House Minority Leader Kevin McCarthy, R-Calif., will have to be consulted on the other five members on the committee, but Pelosi could potentially have veto power over his picks. McCarthy has not yet indicated whether Republicans would even participate, though he’s facing pressure from some police officers who defended the Capitol to take the matter seriously.

In all, about 140 police officers were injured during the Jan. 6 attack. Two police officers died by suicide in the days that followed, and a third, Capitol Police Officer Brian Sicknick, collapsed and later died after engaging with the protesters. A medical examiner later found he died of natural causes. 

Pelosi invited members of Washington D.C.’s Metropolitan Police Department (MPD) and the U.S. Capitol Police to attend Wednesday’s vote, including Officers Harry Dunn, Michael Fanone and Daniel Hodges. Sicknick’s mother, Gladys, and partner Sandra Garza, were also scheduled to be in the House balcony.

Gladys Sicknick, mother of the late Capitol Police officer Brian Sicknick, arrives at the office of Sen. Ron Johnson, R-Wisc., at the Capitol in Washington, Thursday, May 27, 2021. (AP Photo/J. Scott Applewhite)

Rep. Mo Brooks, R-Ala., who addressed the demonstrators along with Trump on Jan. 6 before the riot and led an effort in the House to challenge President Biden’s Electoral College win, said he hoped McCarthy would not dignify Pelosi’s select committee with appointments.

“I think Leader McCarthy and the GOP should have their own select committee that does an investigation,” Brooks told Fox News. “If the Democrats are going to have a partisan investigation, so should the Republicans.”

The Jan. 6 select committee will have subpoena power to conduct its investigation and to compel testimony. Such committees have been dismissed in the past for serving political goals, notably the Republicans’ House Benghazi Committee that took aim at former Secretary of State Hillary Clinton during its investigation into the Sept. 11, 2012, attack in Libya. 

Capitol police officers in riot gear push back demonstrators who try to break a door of the U.S. Capitol on Wednesday, Jan. 6, 2021, in Washington. (AP Photo/Jose Luis Magana)

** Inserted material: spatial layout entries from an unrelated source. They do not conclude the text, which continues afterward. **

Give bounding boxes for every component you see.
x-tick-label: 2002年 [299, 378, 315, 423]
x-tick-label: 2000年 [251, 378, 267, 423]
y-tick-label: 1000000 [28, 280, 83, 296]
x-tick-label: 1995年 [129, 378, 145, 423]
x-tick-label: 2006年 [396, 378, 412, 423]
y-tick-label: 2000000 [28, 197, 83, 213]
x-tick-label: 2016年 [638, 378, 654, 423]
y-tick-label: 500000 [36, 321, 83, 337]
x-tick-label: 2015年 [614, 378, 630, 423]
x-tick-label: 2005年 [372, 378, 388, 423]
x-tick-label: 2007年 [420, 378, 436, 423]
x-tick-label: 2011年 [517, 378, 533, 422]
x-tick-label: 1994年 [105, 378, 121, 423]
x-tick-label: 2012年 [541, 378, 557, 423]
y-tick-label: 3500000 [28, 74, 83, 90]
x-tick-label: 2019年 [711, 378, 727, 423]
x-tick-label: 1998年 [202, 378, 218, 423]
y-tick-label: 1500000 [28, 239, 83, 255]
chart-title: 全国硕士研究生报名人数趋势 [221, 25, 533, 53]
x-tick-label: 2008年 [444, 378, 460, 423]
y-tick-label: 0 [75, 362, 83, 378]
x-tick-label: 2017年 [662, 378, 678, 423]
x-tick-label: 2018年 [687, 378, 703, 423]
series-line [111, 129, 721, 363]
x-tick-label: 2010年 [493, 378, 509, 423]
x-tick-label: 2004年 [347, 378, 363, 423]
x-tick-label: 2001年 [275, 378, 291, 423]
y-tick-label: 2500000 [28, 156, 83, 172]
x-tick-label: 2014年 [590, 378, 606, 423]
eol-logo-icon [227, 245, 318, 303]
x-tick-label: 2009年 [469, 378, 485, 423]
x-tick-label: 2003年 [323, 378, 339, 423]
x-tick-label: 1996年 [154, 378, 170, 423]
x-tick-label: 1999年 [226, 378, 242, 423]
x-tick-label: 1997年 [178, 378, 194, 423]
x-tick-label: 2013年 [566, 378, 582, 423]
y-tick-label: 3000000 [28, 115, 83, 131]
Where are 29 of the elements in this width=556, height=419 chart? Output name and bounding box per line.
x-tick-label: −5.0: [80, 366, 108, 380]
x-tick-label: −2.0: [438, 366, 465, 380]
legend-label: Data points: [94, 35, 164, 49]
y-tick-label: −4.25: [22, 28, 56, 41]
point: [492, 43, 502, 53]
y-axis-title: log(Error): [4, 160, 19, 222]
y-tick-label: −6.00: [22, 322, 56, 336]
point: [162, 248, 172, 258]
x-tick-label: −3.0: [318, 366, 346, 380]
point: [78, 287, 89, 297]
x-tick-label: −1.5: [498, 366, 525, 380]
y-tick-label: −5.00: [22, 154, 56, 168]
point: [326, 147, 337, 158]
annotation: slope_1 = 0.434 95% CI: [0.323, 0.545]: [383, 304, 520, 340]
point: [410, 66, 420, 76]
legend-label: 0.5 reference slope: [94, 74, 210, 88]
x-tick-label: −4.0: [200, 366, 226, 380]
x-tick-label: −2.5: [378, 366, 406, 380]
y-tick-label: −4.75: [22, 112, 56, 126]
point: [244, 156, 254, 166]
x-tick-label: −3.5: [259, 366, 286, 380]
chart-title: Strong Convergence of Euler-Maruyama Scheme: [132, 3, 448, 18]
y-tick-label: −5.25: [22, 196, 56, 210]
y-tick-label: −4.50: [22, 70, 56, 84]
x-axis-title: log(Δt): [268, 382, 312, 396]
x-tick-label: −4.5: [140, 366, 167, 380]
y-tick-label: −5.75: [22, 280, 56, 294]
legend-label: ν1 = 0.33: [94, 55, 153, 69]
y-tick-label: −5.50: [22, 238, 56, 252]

On Jan. 6, people stormed inside the Capitol to protest Biden’s Electoral College certification in support of Trump. They violently overtook police officers, destroyed Capitol property, called for the killing of then-Vice President Mike Pence and were on the hunt for Pelosi. 

The mob briefly stopped the certification process in Congress as lawmakers had to evacuate the House and Senate chambers and take cover. One protester, Ashli Babbitt, was shot and killed that day while trying to break into the House chamber, and three others died of medical emergencies.

Roughly 500 people have since been arrested around the country and charged with federal crimes related to the Jan. 6 attack.